Intellectual Property Core
Intellectual Property Core in semiconductor, aka IP Core or Core, is a reusable logic design that is typically the intellectual property of a particular person or a company. Therefore, an IP Core is more of a concept (design) rather than a physical implementation. To take something similar, if a microprocessor is a building, an IP core is the building layout or the blueprint of the building. Therefore, the design, which is the IP core, can be sold or licensed to a third party so that they can go and fabricate processors with the particular design. Generally, IP cores are categorized into two based on how they are represented. If they are represented at a higher level such as in RTL (Register Transfer Level), they are called soft cores, and if they are represented at a lower level such as in gate level net-lists, then they are called hard cores. While the former representation is generally easier to modify and adapt, the later is not modifiable with reasonable effort.
The term core has reached the common person better with the introduction of “multi-core processors”. The idea of a multi-core processor is to have more than one IP core (the design) replicated in the fabrication of a single microprocessor (and therefore in a single chip). Therefore, in a single core processor, the IP core (or the design) is fabricated on a single microprocessor without replication.
What is the difference between Microprocessor and Intellectual Property Core?
• While a microprocessor is a physical implementation of a logic design, an IP core is the design (or the layout) itself. Therefore, it is also possible to see an IP core as the “core” of a microprocessor and as such calling it “microprocessor core”.

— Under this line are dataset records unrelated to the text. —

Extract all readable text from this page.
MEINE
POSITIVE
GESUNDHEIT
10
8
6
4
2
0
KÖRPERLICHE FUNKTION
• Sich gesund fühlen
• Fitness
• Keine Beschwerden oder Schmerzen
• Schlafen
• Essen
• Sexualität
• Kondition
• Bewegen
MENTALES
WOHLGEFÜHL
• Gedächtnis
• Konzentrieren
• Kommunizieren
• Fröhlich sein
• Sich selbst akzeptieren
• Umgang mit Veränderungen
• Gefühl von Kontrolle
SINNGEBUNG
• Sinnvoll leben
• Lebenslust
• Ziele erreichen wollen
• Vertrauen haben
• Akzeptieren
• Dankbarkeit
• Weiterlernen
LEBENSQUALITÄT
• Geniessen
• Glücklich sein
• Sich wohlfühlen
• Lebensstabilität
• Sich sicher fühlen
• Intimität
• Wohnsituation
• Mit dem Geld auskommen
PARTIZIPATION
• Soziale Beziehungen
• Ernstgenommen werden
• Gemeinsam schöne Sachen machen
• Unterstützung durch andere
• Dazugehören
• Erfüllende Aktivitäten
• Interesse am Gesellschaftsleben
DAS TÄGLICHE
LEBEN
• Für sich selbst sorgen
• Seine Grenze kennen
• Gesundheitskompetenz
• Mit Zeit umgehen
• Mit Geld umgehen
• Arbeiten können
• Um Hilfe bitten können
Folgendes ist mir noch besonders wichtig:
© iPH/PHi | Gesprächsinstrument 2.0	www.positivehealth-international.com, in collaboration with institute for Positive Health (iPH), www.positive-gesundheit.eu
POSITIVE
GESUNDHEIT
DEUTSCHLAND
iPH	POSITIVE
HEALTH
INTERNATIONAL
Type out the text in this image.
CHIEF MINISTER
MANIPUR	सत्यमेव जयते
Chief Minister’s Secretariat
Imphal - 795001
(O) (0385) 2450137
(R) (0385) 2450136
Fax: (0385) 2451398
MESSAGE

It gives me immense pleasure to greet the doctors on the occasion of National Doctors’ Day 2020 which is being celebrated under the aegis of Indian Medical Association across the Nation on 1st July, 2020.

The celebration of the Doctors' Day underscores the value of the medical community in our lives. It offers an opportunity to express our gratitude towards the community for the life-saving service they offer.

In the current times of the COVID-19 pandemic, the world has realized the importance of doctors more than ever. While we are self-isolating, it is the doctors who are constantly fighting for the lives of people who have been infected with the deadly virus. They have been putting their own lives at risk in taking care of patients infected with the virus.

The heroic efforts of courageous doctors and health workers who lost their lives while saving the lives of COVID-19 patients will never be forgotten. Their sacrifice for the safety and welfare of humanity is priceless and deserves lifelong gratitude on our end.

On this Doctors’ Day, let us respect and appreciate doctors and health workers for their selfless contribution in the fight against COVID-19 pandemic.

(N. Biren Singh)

• Commercially, the term core (or microprocessor core) is used to refer to the number of similar logic design (or layout) replicated inside a single microprocessor: Therefore, a dual-core processor will have two similar design duplicated in a microprocessor and a quad-core processor will have four similar design replicated.
• Typically, the number of cores you have in a microprocessor will be a factor on deciding the number of threads (applications) that you can run on a computer at the same time (in parallel).